Bronchiolitis constituted 1.7% (166 children out of 9500) of all hospital admissions in the pediatrics department. Of these, 100 children (mean age 5.1 ± 4.3 months) fulfilled the inclusion criteria and consented for the study. Viral etiology could be established in 67 cases; Influenza A (H3N2): 35, respiratory syncytial virus: 25, parainfluenza type-1: 10, and adenovirus in 1 child. Four cases had dual infection with influenza A and parainfluenza type-1. Table 1 compares the personal, socio-demographic, environmental, and, clinical parameters in the two groups.
On a univariate analysis, respiratory rate at admission, use of accessory muscles of respiration, presence of diffuse wheeze, crepitations in chest, and grunting, were found to be associated with severe bronchiolitis. Amongst them, respiratory rate at admission was found to be the most important predictor of severe bronchiolitis on logistic regression model using F test at a 0.05 level of significance. A discriminant analysis was then performed and a cut off respiratory rate of ≥ 68/min at presentation was found to have the maximum risk for severe bronchiolitis (sensitivity: 78.3%, specificity: 75.9%, positive predictive value: 77%, negative predictive value: 80.4%). Presence of accessory muscle use had a sensitivity of 85.7% and specificity of 49% in predicting severe bronchiolitis. All the five factors when combined could predict 80% of cases of severe bronchiolitis correctly, whereas respiratory rate ≥68/min at admission could correctly diagnose severe bronchiolitis in 77% of cases.
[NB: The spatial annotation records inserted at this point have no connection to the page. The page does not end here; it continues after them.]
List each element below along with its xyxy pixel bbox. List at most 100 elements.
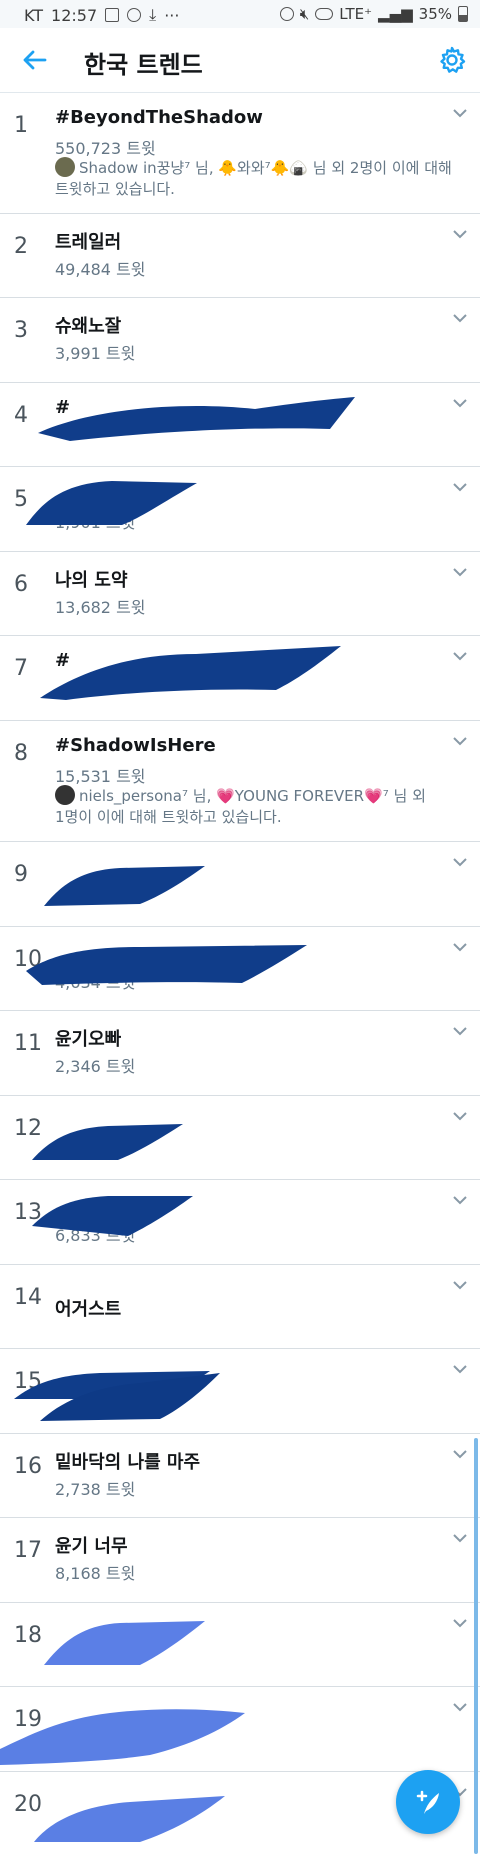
chevron-down-icon[interactable] [452, 941, 468, 953]
trend-rank: 2 [14, 234, 28, 259]
trend-row[interactable]: 8 #ShadowIsHere 15,531 트윗 niels_persona⁷… [0, 721, 480, 842]
chevron-down-icon[interactable] [452, 650, 468, 662]
chevron-down-icon[interactable] [452, 1110, 468, 1122]
scrollbar[interactable] [474, 1438, 478, 1854]
mute-icon: 🔇︎ [299, 5, 310, 23]
trend-count: 6,833 트윗 [55, 1226, 136, 1245]
redaction-mark [14, 1371, 220, 1421]
chevron-down-icon[interactable] [452, 1025, 468, 1037]
trend-rank: 19 [14, 1707, 42, 1732]
trend-rank: 3 [14, 318, 28, 343]
trend-row[interactable]: 13 6,833 트윗 [0, 1180, 480, 1265]
download-icon: ⤓ [149, 5, 157, 24]
trend-count: 15,531 트윗 [55, 767, 146, 786]
trend-list: 1 #BeyondTheShadow 550,723 트윗 Shadow in꿍… [0, 93, 480, 1847]
context-user: Shadow in꿍냥⁷ [79, 159, 191, 177]
trend-rank: 5 [14, 487, 28, 512]
context-text: 님, 💗YOUNG FOREVER💗⁷ 님 외 [192, 787, 426, 805]
trend-row[interactable]: 18 [0, 1603, 480, 1687]
avatar [55, 157, 75, 177]
trend-context: Shadow in꿍냥⁷ 님, 🐥와와⁷🐥🍙 님 외 2명이 이에 대해 트윗하… [55, 157, 465, 200]
trend-row[interactable]: 5 1,901 트윗 [0, 467, 480, 552]
arrow-left-icon[interactable] [18, 44, 50, 76]
chevron-down-icon[interactable] [452, 735, 468, 747]
trend-rank: 16 [14, 1454, 42, 1479]
trend-name: 슈왜노잘 [55, 316, 122, 337]
carrier-label: KT [24, 5, 44, 25]
chevron-down-icon[interactable] [452, 228, 468, 240]
trend-rank: 12 [14, 1116, 42, 1141]
trend-context: niels_persona⁷ 님, 💗YOUNG FOREVER💗⁷ 님 외 1… [55, 785, 465, 828]
trend-row[interactable]: 9 [0, 842, 480, 927]
chevron-down-icon[interactable] [452, 1279, 468, 1291]
chevron-down-icon[interactable] [452, 312, 468, 324]
trend-name: 어거스트 [55, 1299, 122, 1320]
trend-row[interactable]: 4 # [0, 383, 480, 467]
trend-rank: 8 [14, 741, 28, 766]
trend-name: #ShadowIsHere [55, 735, 216, 756]
trend-name: # [55, 397, 71, 418]
battery-label: 35% [418, 5, 452, 23]
chevron-down-icon[interactable] [452, 397, 468, 409]
chevron-down-icon[interactable] [452, 1532, 468, 1544]
trend-name: 밑바닥의 나를 마주 [55, 1452, 201, 1473]
context-text: 님, 🐥와와⁷🐥🍙 님 외 2명이 이에 대해 [195, 159, 452, 177]
network-label: LTE⁺ [339, 5, 373, 23]
trend-rank: 4 [14, 403, 28, 428]
hd-icon [315, 8, 334, 20]
trend-row[interactable]: 15 [0, 1349, 480, 1434]
chevron-down-icon[interactable] [452, 1194, 468, 1206]
trend-row[interactable]: 6 나의 도약 13,682 트윗 [0, 552, 480, 636]
trend-row[interactable]: 10 4,634 트윗 [0, 927, 480, 1011]
trend-row[interactable]: 11 윤기오빠 2,346 트윗 [0, 1011, 480, 1096]
chevron-down-icon[interactable] [452, 1701, 468, 1713]
context-text-line2: 1명이 이에 대해 트윗하고 있습니다. [55, 808, 282, 826]
trend-count: 13,682 트윗 [55, 598, 146, 617]
trend-count: 3,991 트윗 [55, 344, 136, 363]
redaction-mark [38, 397, 355, 441]
trend-rank: 9 [14, 862, 28, 887]
chevron-down-icon[interactable] [452, 856, 468, 868]
trend-row[interactable]: 3 슈왜노잘 3,991 트윗 [0, 298, 480, 383]
chevron-down-icon[interactable] [452, 107, 468, 119]
redaction-mark [32, 1124, 183, 1160]
trend-count: 1,901 트윗 [55, 513, 136, 532]
trend-rank: 15 [14, 1369, 42, 1394]
trend-row[interactable]: 2 트레일러 49,484 트윗 [0, 214, 480, 298]
chevron-down-icon[interactable] [452, 1617, 468, 1629]
redaction-mark [34, 1796, 225, 1842]
compose-tweet-button[interactable] [396, 1770, 460, 1834]
chevron-down-icon[interactable] [452, 1363, 468, 1375]
more-icon: ··· [164, 5, 180, 25]
trend-name: 윤기 너무 [55, 1536, 128, 1557]
trend-row[interactable]: 12 [0, 1096, 480, 1180]
trend-name: #BeyondTheShadow [55, 107, 263, 128]
trend-name: 나의 도약 [55, 570, 128, 591]
trend-rank: 17 [14, 1538, 42, 1563]
signal-icon: ▂▄▆ [378, 5, 413, 23]
status-bar: KT 12:57 ⤓ ··· 🔇︎ LTE⁺ ▂▄▆ 35% [0, 0, 480, 28]
trend-row[interactable]: 17 윤기 너무 8,168 트윗 [0, 1518, 480, 1603]
trend-rank: 7 [14, 656, 28, 681]
trend-rank: 14 [14, 1285, 42, 1310]
trend-count: 49,484 트윗 [55, 260, 146, 279]
gear-icon[interactable] [436, 44, 468, 76]
redaction-mark [44, 1621, 205, 1665]
trend-row[interactable]: 19 [0, 1687, 480, 1772]
trend-rank: 6 [14, 572, 28, 597]
trend-name: 트레일러 [55, 232, 122, 253]
trend-row[interactable]: 14 어거스트 [0, 1265, 480, 1349]
time-label: 12:57 [51, 5, 98, 25]
trend-row[interactable]: 7 # [0, 636, 480, 721]
circle-icon [127, 8, 142, 22]
chevron-down-icon[interactable] [452, 566, 468, 578]
battery-icon [458, 6, 468, 22]
image-icon [105, 8, 120, 22]
chevron-down-icon[interactable] [452, 1448, 468, 1460]
page-title: 한국 트렌드 [84, 51, 203, 79]
trend-rank: 20 [14, 1792, 42, 1817]
chevron-down-icon[interactable] [452, 481, 468, 493]
trend-count: 4,634 트윗 [55, 973, 136, 992]
trend-row[interactable]: 16 밑바닥의 나를 마주 2,738 트윗 [0, 1434, 480, 1518]
trend-row[interactable]: 1 #BeyondTheShadow 550,723 트윗 Shadow in꿍… [0, 93, 480, 214]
We found respiratory rate ≥ 68/min and the use of accessory muscles of respiration at presentation to be the most important predictors for severe bronchiolitis. Other clinical criteria found helpful in predicting severe bronchiolitis included the presence of diffuse wheeze, presence of grunting, crepitations in chest, and ill appearance of the infant. Age, exclusive breast-feeding, family history of atopy/asthma, overcrowding, improper drainage and ventilation, exposure to effluents like kerosene, and the presence of animals in home did not affect the severity of bronchiolitis.
As seen in our study, tachypnoea has been previously found to be the best indicator of severity of acute bronchiolitis. 1213 Voets
We did not include pulse oximetry or arterial blood gas estimations for correlating with the severity of bronchiolitis, for the want of advanced diagnostic and intensive care facilities at peripheral health care centers in developing countries. Though hypoxemia has previously been found to be associated with occurence of apnea, duration of viral shedding and tachypnoea in bronchiolitis, 17 it may be an unreliable parameter to ascertain severity of bronchiolitis when used alone. 1819 Mallory
Though, a balanced approach involving a rational combination of clinical signs, laboratory, and radiographic investigations, may provide the best estimate of the severity of bronchiolitis, but tachypnoea coupled with the use of accessory muscles can serve as rapid, simple, and reliable parameters for predicting the severity of bronchiolitis, in a resource-poor setting.